Прослеживается целая иерархия славянских божеств, но она не была универсальной. При всей общности западно-, южно– и восточнославянские племена относили к своим высшим и низшим чудесным покровителям не одни и те же сверхсущества, хотя имена у них могли быть очень схожие или даже одинаковые.
Скажем, культ Перуна – бога грозы – присутствует во всей славянской мифологии, но если в языческой Руси он почитается как самый главный и «авторитетный», то в иных славянских землях его место принадлежало другим божествам, а громовержец всего лишь входил в их первую десятку.

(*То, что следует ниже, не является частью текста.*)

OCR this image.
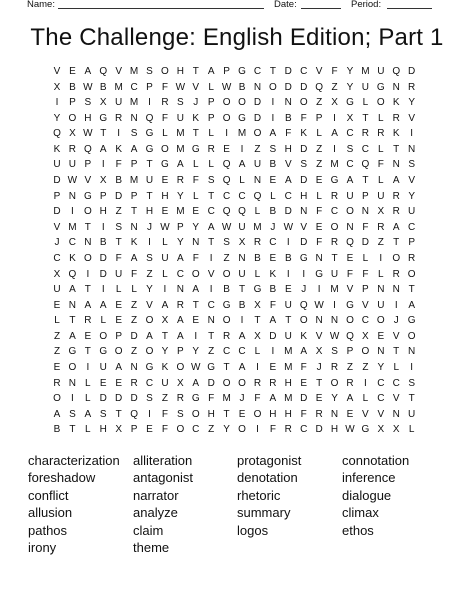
Name:	Date:	Period:
The Challenge: English Edition; Part 1
V E A Q V M S O H T A P G C T D C V F Y M U Q D
X B W B M C P F W V L W B N O D D Q Z Y U G N R
I	P S X U M I	R S J P O O D	I	N O Z X G L O K Y
Y O H G R N Q F U K P O G D	I	B F P	I	X T L R V
Q X W T	I	S G L M T L	I M O A F K L A C R R K	I
K R Q A K A G O M G R E	I	Z S H D Z	I	S C L T N
U U P	I	F P T G A L L Q A U B V S Z M C Q F N S
D W V X B M U E R F S Q L N E A D E G A T L A V
P N G P D P T H Y L T C C Q L C H L R U P U R Y
D	I	O H Z T H E M E C Q Q L B D N F C O N X R U
V M T	I	S N J W P Y A W U M J W V E O N F R A C
J C N B T K	I	L Y N T S X R C	I	D F R Q D Z T P
C K O D F A S U A F	I	Z N B E B G N T E L	I	O R
X Q	I	D U F Z L C O V O U L K	I	I	G U F F L R O
U A T	I	L L Y	I	N A	I	B T G B E J	I M V P N N T
E N A A E Z V A R T C G B X F U Q W I	G V U	I	A
L T R L E Z O X A E N O	I	T A T O N N O C O J G
Z A E O P D A T A	I	T R A X D U K V W Q X E V O
Z G T G O Z O Y P Y Z C C L	I M A X S P O N T N
E O	I	U A N G K O W G T A	I	E M F J R Z Z Y L	I
R N L E E R C U X A D O O R R H E T O R	I	C C S
O	I	L D D D S Z R G F M J F A M D E Y A L C V T
A S A S T Q	I	F S O H T E O H H F R N E V V N U
B T L H X P E F O C Z Y O	I	F R C D H W G X X L
characterization
foreshadow
conflict
allusion
pathos
irony
alliteration
antagonist
narrator
analyze
claim
theme
protagonist
denotation
rhetoric
summary
logos
connotation
inference
dialogue
climax
ethos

Так, у западных славян верховным «богом богов» был Святовит, обеспечивавший победу в войне и одновременно считавшийся защитником полей.

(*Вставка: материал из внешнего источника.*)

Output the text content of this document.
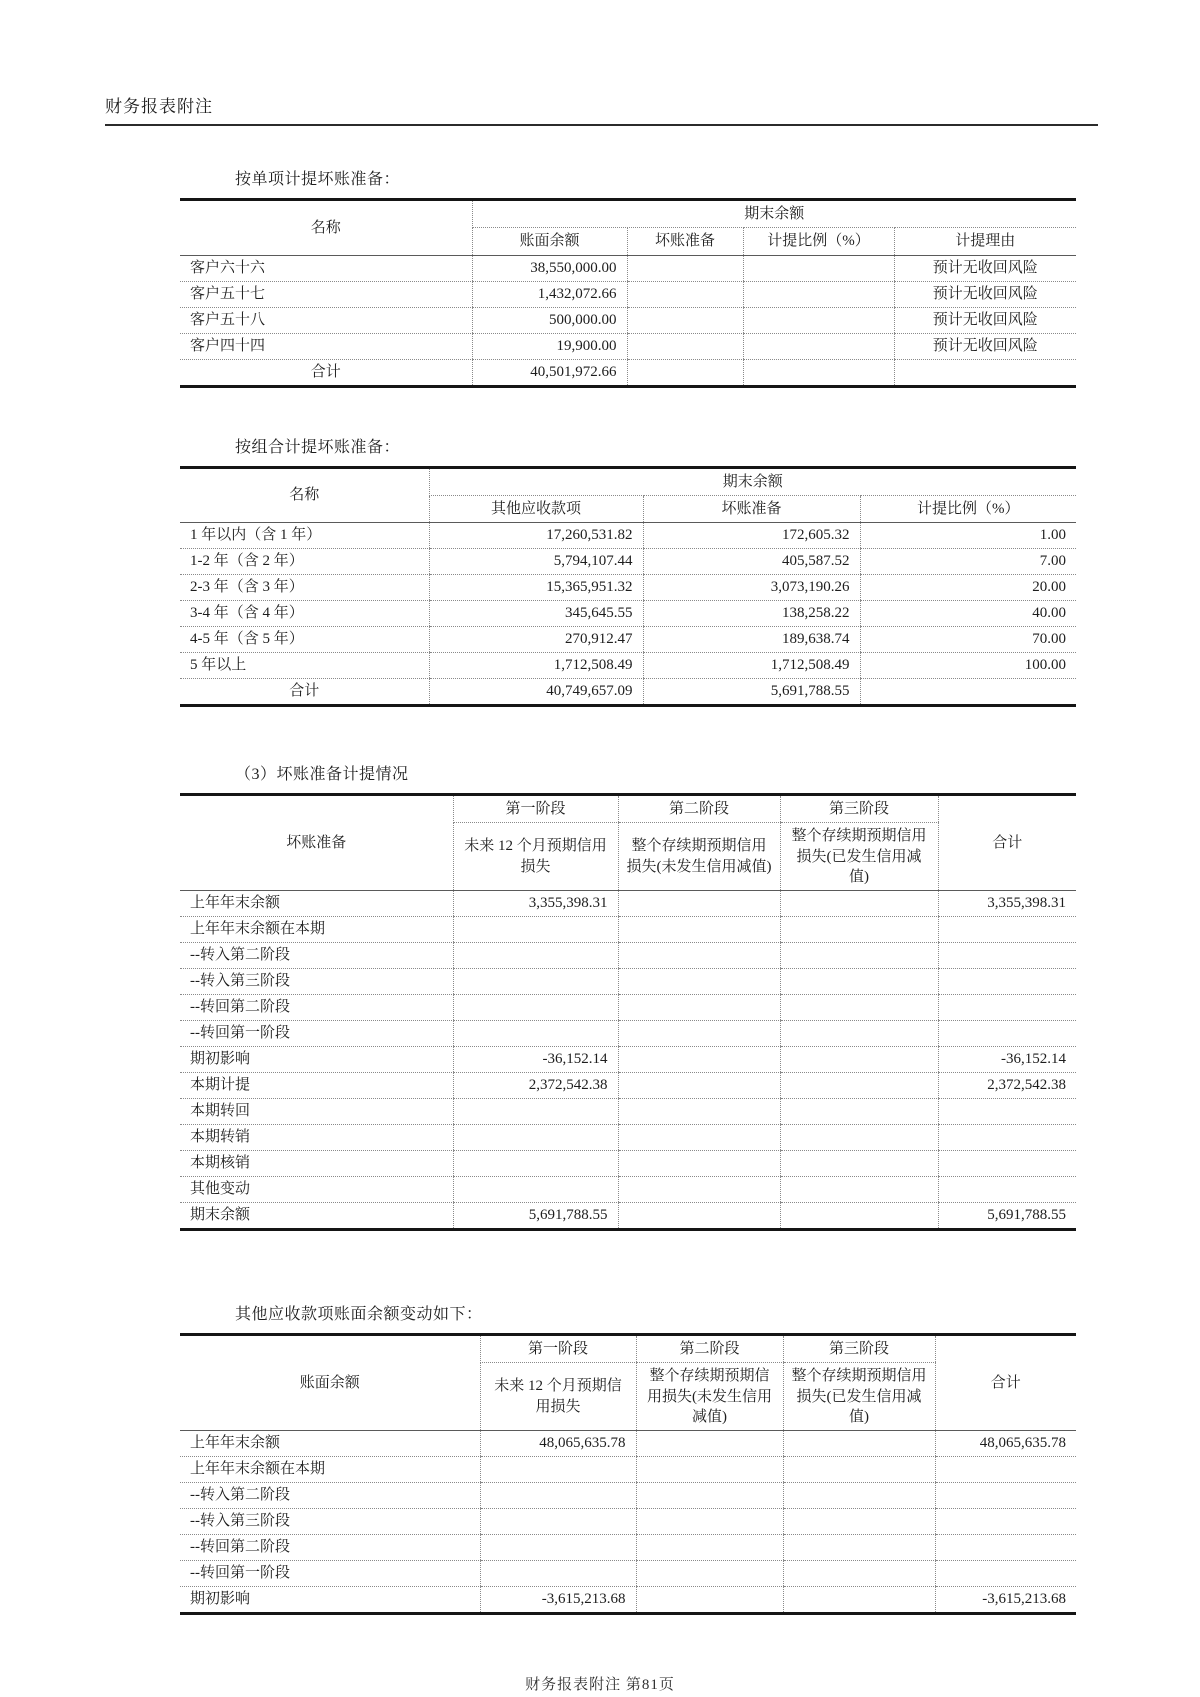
财务报表附注

按单项计提坏账准备：

名称	期末余额			
	账面余额	坏账准备	计提比例（%）	计提理由
客户六十六	38,550,000.00			预计无收回风险
客户五十七	1,432,072.66			预计无收回风险
客户五十八	500,000.00			预计无收回风险
客户四十四	19,900.00			预计无收回风险
合计	40,501,972.66			

按组合计提坏账准备：

名称	期末余额		
	其他应收款项	坏账准备	计提比例（%）
1 年以内（含 1 年）	17,260,531.82	172,605.32	1.00
1-2 年（含 2 年）	5,794,107.44	405,587.52	7.00
2-3 年（含 3 年）	15,365,951.32	3,073,190.26	20.00
3-4 年（含 4 年）	345,645.55	138,258.22	40.00
4-5 年（含 5 年）	270,912.47	189,638.74	70.00
5 年以上	1,712,508.49	1,712,508.49	100.00
合计	40,749,657.09	5,691,788.55	

（3）坏账准备计提情况

坏账准备	第一阶段	第二阶段	第三阶段	合计
	未来 12 个月预期信用损失	整个存续期预期信用损失(未发生信用减值)	整个存续期预期信用损失(已发生信用减值)	
上年年末余额	3,355,398.31			3,355,398.31
上年年末余额在本期				
--转入第二阶段				
--转入第三阶段				
--转回第二阶段				
--转回第一阶段				
期初影响	-36,152.14			-36,152.14
本期计提	2,372,542.38			2,372,542.38
本期转回				
本期转销				
本期核销				
其他变动				
期末余额	5,691,788.55			5,691,788.55

其他应收款项账面余额变动如下：

账面余额	第一阶段	第二阶段	第三阶段	合计
	未来 12 个月预期信用损失	整个存续期预期信用损失(未发生信用减值)	整个存续期预期信用损失(已发生信用减值)	
上年年末余额	48,065,635.78			48,065,635.78
上年年末余额在本期				
--转入第二阶段				
--转入第三阶段				
--转回第二阶段				
--转回第一阶段				
期初影响	-3,615,213.68			-3,615,213.68
财务报表附注 第81页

Язычество, или, по-научному, политеизм (многобожие), – это целый сонм располагающих запредельными в глазах человека возможностями властителей неба, земли, ее недр, водной и воздушной стихий…
Сферы влияния и зоны приложения сил были разделены между древнеславянскими божествами на современный взгляд неравномерно, даже хаотично. То и дело бросается в глаза, что функции бога солнца у восточных славян выполняют и Сварог, и Даждьбог, и Ярило, а у балтийских, например, помимо Святовита, исход войны зависит также от Руевита, Поревита и Яровита.
Но нельзя подходить к архаичной картине мира с сегодняшними мерками и пытаться ее структурировать с позиций новейших знаний или хотя бы элементарной логики. С нашей точки зрения, названные выше божества дублируют друг друга. В действительности же каждое из них делает то, что не до конца под силу другому. Если Даждьбог «заведует» солнцем вообще, то Сварог и Ярило в чем-то ему помогают, в чем-то дополняют его. Первый отвечал за небесный огонь и открывал, расчищал небесный покров для дневного светила, а в «компетенции» второго была забота о том, чтобы летом солнечный жар был сильнее и даруемое сверху тепло обернулось на земле хорошим урожаем.
В. Прушковский. Русалки. 1877
Та же широкая «специализация» касается и божеств, ведавших войной и миром, жизнью и смертью, радостью и горем. Язычники-славяне, апеллируя к своим всесильным ирреальным патронам, не пренебрегали оттенками и нюансами. Буквально на каждую житейскую малость и мелочь обязательно находился ответственный заступник – соответствующий персонаж богатой мифологии древности. И точно так же ни один чих, по первобытным представлениям, не обходился без вмешательства извне. Даже волос с головы не мог упасть просто так и сам по себе – все зависело от благорасположения или, напротив, от злобных проявлений потусторонних властителей мира, которые и определяли течение жизни, привнося в нее то хорошее, то плохое.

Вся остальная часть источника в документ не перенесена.